21 ноября, когда уланы отошли на бивак у деревни Мзурки, выполнив боевую задачу по сдерживанию противника, в Петрограде в «Бродячей собаке» состоялся поэтический вечер, где читали стихи Георгий Адамович, Анна Ахматова, Михаил Кузмин, Сергей Городецкий, Константин Липскеров, Игорь Северянин, Георгий Иванов, Николай Кузнецов, Надежда Тэффи, Мария Моравская, Конге, Владимир Шилейко. На вечере прозвучали стихи Н. Гумилёва, А. Блока, Ф. Сологуба, В. Брюсова в исполнении Екатерины Рощиной-Инсаровой (Пашенной), актрисы Александринского театра, и актрисы театра Веры Ивановой, а также Ольги Глебовой-Судейкиной. 23 ноября в четвертом номере «Отечества» было опубликовано стихотворение Н. Гумилёва «Война».

За день до этого брата поэта, подпоручика Д. Гумилёва, контузило артиллерийским снарядом под деревней Грабие в Восточной Галиции, но отважный офицер пожелал остаться в строю.

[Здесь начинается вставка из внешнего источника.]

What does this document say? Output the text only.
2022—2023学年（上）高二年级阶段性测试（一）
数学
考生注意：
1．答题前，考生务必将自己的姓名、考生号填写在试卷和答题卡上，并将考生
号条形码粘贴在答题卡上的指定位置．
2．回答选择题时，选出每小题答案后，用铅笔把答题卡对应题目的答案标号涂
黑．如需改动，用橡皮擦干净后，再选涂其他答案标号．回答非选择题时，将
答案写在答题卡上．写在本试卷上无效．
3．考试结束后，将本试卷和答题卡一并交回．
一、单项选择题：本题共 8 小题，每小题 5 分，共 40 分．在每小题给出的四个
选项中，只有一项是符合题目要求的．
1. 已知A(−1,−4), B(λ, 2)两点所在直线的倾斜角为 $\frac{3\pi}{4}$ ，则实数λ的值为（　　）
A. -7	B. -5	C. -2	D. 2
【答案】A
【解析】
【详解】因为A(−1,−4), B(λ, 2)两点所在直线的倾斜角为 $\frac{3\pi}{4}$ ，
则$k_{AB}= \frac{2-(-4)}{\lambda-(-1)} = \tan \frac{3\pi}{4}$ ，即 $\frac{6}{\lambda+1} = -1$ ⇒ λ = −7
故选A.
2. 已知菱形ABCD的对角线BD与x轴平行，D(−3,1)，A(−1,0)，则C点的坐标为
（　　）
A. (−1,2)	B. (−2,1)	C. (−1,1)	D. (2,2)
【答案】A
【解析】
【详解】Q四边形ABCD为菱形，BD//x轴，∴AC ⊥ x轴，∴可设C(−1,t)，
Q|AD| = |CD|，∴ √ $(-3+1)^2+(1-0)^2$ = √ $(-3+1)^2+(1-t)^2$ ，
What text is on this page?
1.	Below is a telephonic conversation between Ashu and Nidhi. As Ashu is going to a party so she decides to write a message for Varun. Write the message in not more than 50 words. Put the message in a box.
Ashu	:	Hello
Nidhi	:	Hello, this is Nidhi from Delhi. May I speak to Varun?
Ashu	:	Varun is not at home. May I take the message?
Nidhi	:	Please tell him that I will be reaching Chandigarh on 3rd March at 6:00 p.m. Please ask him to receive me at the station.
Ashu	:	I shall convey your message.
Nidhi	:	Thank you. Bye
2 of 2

С 24 по 30 ноября Николай Гумилёв находился на позициях полка, и, по его воспоминаниям, «неделя выдалась сравнительно тихая. Мы седлали еще в темноте, и по дороге к позиции я любовался каждый день одной и той же мудрой и яркой гибелью утренней звезды на фоне акварельно-нежного рассвета. Днем мы лежали на опушке большого соснового леса и слушали отдаленную пушечную стрельбу… Иногда мы оставались в лесу на всю ночь. Тогда, лежа на спине, я часами смотрел на бесчисленные ясные от мороза звезды и забавлялся, соединяя их в воображении золотыми нитями. Сперва это был ряд геометрических чертежей, похожий на развернутый свиток Кабалы. Потом я начинал различать, как на затканном золотом ковре, различные эмблемы, мечи, кресты, чаши в непонятных для меня, но полных нечеловеческого смысла сочетаниях. Наконец, явственно вырисовывались небесные звери. Я видел, как Большая Медведица, опустив морду, принюхивается к чьему-то следу, как Скорпион шевелит хвостом, ища, кого ему ужалить. На мгновенье меня охватывал невыразимый страх, что они посмотрят вниз и заметят там нашу землю…»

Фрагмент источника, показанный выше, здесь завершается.